Plant hormones play important roles as signaling molecules in the regulation of almost all phases of plant development, from seed germination to senescence. For instance, cytokinins (CKs) are involved in the regulation of leaf senescence, apical dominance, shoot development, and root-shoot balance; auxins in apical dominance, phyllotaxis, and root development; abscisic acid (ABA) in seed dormancy and stress response; and gibberellins (GAs) in seed germination and leaf development. Thus, the identification and use of the genes regulating these plant hormone activities are important to the improvement of plant productivity. The contents of these hormones are regulated not only directly by their metabolic and signaling systems, but also indirectly by other apparently unrelated genes, the regulatory interactions of which are not well understood. To find novel genes regulating the contents of the hormones in rice FOX Arabidopsis lines, we established a method for high-throughput analysis of major plant hormones, namely, CKs (tZ, tZR, tZRMP, iP, iPR, iPRMP, cZ, cZR, cZRMP, DZ, DZR, DZRMP, tZ7G, tZ9G, tZOG, tZROG, cZOG, cZROG, iP7G, iP9G, DZ9G), auxins (IAA, IA-Ala, IA-Asp, IA-Phe, IA-Leu, IA-Trp, IA-Ile), ABA, and GAs (GA1, GA3, GA4, GA7, GA9, GA19, GA20, GA24, GA53), from about 100 mg fresh weight of plant tissues. We analyzed lines with morphological abnormalities, namely bushy, hyper apical dominance, lateral shoot, fast growth, large cauline leaf, and large rosette leaf. We also analyzed some "silent phenotype" lines.
Seeds of rice FOX Arabidopsis lines were sterilized with PPM (Plant Cell Technology Inc.) and germinated on MS-agar containing 1% sucrose and 50 µg/mL hygromycin. Plants were grown for 14 days at 22 °C under fluorescent illumination at about 70 µE m-2s-1 with a photoperiod of 16h-light - 8h-darkness. As a control, a transgenic line harboring the pBigS T-DNA region was grown. All material (20-100 mg fresh weight) was harvested, frozen in liquid N, and stored at -80 °C until use.

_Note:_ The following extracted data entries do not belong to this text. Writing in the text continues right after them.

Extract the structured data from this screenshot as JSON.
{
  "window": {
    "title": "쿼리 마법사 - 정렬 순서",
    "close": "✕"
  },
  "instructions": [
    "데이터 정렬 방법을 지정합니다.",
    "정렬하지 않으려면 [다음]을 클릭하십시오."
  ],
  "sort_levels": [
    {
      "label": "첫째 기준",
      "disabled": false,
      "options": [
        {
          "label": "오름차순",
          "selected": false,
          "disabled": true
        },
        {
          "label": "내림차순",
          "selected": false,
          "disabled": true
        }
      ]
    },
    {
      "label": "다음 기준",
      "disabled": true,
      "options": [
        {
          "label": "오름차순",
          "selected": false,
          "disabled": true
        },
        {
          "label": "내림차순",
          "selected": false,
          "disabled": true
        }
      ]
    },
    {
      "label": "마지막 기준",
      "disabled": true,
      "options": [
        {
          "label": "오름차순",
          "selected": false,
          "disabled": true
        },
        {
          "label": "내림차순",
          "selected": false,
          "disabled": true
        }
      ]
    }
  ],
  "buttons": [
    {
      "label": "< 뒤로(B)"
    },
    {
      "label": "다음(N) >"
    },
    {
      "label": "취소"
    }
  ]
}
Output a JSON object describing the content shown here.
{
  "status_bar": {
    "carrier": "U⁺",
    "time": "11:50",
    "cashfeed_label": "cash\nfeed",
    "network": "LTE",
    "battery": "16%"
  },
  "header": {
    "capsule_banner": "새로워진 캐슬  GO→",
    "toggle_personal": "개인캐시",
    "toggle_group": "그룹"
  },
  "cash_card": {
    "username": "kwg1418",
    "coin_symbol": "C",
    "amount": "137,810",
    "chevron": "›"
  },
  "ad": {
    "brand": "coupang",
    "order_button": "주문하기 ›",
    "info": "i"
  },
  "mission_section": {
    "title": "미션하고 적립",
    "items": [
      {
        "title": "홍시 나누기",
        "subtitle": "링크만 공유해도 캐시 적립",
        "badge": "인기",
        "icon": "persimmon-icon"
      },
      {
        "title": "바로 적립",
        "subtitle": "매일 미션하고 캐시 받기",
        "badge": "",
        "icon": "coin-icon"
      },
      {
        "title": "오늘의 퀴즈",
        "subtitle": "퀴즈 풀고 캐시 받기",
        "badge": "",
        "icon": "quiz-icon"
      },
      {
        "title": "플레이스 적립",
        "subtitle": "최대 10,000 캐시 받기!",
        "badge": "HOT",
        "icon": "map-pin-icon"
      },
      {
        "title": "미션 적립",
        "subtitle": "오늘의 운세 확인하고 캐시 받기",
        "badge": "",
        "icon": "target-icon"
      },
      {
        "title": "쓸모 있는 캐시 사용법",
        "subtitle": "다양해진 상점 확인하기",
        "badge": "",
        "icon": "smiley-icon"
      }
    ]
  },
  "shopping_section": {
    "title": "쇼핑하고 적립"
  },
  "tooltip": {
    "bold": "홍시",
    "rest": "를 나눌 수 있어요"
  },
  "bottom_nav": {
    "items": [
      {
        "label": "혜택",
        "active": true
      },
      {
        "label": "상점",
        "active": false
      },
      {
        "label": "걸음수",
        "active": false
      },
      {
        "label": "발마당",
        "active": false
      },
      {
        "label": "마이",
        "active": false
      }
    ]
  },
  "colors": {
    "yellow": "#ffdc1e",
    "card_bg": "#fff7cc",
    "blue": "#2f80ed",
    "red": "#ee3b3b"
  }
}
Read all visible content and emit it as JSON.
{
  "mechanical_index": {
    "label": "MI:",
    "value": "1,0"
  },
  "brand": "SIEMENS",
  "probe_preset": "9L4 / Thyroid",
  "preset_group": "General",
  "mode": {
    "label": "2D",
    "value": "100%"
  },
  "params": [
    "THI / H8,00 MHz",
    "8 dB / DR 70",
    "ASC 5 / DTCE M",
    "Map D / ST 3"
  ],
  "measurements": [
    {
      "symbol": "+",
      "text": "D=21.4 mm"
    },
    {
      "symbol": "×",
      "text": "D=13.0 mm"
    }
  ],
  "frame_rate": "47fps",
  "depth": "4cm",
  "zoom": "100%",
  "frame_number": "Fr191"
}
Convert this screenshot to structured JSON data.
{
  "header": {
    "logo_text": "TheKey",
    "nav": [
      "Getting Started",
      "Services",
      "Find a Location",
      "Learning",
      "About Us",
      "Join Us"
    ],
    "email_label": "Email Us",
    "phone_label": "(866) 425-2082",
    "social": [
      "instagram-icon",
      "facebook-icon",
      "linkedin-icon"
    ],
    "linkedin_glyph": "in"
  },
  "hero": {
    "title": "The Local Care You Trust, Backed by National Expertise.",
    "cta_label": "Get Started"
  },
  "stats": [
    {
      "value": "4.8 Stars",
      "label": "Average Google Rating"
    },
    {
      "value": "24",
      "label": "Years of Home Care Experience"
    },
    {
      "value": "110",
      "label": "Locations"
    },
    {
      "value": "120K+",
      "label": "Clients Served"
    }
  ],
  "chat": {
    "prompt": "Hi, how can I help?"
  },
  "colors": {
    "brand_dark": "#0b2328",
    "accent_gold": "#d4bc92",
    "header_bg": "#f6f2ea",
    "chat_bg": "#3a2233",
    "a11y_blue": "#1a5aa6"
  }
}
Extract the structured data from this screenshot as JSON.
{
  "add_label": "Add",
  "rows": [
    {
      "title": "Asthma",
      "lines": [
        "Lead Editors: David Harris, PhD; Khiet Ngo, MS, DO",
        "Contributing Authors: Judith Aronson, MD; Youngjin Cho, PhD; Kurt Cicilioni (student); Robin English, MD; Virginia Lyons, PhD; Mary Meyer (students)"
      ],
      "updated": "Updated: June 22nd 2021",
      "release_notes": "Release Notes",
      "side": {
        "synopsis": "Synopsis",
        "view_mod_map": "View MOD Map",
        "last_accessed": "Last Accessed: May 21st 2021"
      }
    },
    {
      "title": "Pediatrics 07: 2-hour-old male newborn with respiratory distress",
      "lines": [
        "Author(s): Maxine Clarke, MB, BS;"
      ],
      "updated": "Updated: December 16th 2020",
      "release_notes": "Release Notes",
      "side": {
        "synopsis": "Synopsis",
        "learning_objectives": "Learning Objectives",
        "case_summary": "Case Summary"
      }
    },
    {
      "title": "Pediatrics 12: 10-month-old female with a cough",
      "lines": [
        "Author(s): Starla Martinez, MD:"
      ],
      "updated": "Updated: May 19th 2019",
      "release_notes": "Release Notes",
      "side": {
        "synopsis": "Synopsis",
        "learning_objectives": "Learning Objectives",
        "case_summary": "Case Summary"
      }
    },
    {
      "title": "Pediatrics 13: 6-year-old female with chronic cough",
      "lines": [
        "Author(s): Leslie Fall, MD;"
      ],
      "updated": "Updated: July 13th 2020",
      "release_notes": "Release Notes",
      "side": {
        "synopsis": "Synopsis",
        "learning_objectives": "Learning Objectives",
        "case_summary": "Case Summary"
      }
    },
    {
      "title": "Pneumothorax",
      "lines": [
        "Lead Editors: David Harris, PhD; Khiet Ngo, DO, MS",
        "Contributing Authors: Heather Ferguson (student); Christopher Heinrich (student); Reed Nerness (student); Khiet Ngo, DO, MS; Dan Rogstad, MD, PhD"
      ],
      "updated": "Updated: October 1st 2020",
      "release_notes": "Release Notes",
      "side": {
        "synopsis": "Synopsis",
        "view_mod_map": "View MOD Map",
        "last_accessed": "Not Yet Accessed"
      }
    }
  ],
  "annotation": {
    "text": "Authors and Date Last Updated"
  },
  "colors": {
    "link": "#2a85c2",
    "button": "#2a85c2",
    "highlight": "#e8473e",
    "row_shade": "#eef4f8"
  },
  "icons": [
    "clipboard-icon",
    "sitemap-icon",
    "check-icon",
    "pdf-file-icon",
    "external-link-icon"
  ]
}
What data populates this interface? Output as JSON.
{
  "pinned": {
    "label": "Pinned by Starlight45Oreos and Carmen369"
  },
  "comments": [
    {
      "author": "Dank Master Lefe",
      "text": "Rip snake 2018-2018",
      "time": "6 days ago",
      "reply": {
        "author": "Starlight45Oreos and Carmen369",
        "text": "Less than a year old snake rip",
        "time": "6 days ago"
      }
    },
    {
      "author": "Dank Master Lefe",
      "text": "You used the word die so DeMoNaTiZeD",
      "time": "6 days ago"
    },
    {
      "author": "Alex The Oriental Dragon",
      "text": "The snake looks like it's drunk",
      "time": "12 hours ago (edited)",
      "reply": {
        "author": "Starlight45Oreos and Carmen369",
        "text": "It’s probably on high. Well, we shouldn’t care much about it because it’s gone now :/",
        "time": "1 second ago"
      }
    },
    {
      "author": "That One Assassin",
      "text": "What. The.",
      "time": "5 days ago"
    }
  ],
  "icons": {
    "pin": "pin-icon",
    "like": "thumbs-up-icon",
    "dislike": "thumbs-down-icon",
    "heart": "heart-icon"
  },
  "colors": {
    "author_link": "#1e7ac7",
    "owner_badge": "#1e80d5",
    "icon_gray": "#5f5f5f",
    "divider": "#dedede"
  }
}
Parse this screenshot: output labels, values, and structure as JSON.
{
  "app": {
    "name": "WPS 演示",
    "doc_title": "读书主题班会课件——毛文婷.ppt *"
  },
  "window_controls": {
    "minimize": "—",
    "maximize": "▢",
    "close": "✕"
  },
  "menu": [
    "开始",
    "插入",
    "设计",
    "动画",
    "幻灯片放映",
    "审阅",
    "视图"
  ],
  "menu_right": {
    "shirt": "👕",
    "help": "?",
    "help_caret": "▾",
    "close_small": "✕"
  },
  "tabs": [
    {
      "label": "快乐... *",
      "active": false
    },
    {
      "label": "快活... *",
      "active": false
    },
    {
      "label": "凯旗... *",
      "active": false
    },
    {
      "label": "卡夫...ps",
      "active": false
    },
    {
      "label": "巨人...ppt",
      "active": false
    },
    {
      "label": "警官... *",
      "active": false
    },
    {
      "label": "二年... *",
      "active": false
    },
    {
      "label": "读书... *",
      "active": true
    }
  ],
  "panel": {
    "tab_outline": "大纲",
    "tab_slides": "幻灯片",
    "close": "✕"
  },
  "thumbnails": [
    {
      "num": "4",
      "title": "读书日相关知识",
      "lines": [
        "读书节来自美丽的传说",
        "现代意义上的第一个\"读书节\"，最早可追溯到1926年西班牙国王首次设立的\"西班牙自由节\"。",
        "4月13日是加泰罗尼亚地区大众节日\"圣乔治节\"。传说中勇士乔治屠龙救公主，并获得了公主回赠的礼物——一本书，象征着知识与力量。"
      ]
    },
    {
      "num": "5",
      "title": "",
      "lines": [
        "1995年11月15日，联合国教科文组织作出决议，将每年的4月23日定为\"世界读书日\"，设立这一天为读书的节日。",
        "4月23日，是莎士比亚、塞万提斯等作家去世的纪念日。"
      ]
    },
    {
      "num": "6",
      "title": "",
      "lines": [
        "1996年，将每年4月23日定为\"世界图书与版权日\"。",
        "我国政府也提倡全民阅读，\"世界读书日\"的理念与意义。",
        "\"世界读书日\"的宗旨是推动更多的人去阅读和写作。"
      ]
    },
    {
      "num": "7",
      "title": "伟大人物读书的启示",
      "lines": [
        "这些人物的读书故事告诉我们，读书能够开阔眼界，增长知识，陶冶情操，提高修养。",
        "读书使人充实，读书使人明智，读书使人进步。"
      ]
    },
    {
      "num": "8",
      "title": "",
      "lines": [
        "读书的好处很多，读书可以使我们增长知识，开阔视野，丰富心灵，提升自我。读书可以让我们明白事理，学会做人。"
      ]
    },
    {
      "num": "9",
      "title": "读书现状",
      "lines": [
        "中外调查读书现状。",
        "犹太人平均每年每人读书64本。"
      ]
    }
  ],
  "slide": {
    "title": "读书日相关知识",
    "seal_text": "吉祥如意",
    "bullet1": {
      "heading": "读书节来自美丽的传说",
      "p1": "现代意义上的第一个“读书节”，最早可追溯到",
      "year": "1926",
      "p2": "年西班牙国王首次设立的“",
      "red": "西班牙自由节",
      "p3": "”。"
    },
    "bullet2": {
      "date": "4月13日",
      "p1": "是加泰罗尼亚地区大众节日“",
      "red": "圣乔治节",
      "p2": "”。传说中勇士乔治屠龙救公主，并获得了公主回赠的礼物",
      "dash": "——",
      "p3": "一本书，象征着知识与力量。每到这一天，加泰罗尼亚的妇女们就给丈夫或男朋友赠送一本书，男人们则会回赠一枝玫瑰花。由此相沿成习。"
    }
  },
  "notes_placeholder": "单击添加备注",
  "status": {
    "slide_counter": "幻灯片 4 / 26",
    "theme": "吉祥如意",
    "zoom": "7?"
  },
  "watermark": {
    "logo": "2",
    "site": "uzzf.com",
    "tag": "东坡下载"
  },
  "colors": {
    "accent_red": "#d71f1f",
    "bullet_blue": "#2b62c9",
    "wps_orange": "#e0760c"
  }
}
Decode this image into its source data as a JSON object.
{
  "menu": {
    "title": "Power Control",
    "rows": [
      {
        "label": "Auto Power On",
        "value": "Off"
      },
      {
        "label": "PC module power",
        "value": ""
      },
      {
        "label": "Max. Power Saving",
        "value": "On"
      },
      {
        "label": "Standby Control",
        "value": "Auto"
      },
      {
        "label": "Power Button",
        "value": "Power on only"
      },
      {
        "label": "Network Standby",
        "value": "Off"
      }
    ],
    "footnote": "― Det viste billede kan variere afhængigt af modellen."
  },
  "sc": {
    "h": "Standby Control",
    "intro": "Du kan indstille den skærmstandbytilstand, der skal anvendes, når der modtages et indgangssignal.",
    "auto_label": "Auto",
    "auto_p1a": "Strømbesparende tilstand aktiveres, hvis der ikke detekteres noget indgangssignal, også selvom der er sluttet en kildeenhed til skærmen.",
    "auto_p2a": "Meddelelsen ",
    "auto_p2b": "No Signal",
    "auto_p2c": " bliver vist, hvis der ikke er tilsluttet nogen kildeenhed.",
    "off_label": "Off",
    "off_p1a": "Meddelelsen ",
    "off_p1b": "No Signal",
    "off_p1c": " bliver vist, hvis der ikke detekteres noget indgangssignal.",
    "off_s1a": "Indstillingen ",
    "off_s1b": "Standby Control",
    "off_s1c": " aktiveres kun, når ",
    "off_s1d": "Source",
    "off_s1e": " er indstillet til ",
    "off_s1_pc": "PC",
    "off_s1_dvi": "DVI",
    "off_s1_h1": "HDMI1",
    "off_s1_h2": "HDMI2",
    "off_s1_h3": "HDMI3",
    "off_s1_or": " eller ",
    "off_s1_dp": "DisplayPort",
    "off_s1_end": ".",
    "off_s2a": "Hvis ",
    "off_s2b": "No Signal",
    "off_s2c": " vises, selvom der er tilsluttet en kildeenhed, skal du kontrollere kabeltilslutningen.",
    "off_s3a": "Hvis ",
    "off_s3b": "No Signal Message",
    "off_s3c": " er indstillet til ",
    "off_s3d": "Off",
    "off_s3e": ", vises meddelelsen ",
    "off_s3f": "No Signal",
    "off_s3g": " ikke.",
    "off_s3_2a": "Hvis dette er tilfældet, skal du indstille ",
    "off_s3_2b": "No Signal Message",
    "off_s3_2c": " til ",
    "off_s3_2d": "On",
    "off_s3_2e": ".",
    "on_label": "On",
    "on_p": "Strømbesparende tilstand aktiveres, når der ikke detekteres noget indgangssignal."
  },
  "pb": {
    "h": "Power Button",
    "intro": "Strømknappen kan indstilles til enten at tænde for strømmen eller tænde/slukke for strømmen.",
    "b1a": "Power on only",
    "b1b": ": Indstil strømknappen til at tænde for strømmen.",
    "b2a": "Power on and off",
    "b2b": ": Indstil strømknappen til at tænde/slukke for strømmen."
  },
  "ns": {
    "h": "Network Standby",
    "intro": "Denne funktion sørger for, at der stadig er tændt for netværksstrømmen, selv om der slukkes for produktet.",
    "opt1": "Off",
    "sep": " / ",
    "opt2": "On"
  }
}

Hormones were extracted and fractionated by solid-phase extraction as described by Dobrev and Kaminek (2002). Auxins, ABA, and GAs were further purified in a DEAE-cellulose spin column (Vivapure Mini, VivaScience). Almost all extractions were done in triplicate. The hormones were measured by LC-MS (UPLC/Quattro Ultima Pt; Waters) with an ODS column (Aquity UPLC BEH C18, 1.7 µm, 2.1 mm x 50 mm, Waters). Details of measurement conditions will be published elsewhere. To calculate recovery, we added stable-isotope-labeled compounds (OlChemim, Czech Republic) to the extraction solvent. Data are shown as average values (pmol/g fresh weight) with standard deviation.
For convenience of comparison, hormone contents are expressed as the sum of measured species. "Increased" and °»Decreased°… indicate that a transgenic line contains more (>=1.35x) or less (<=0.65x) hormone than the corresponding control. Since the GA content was very small, some data is lacking.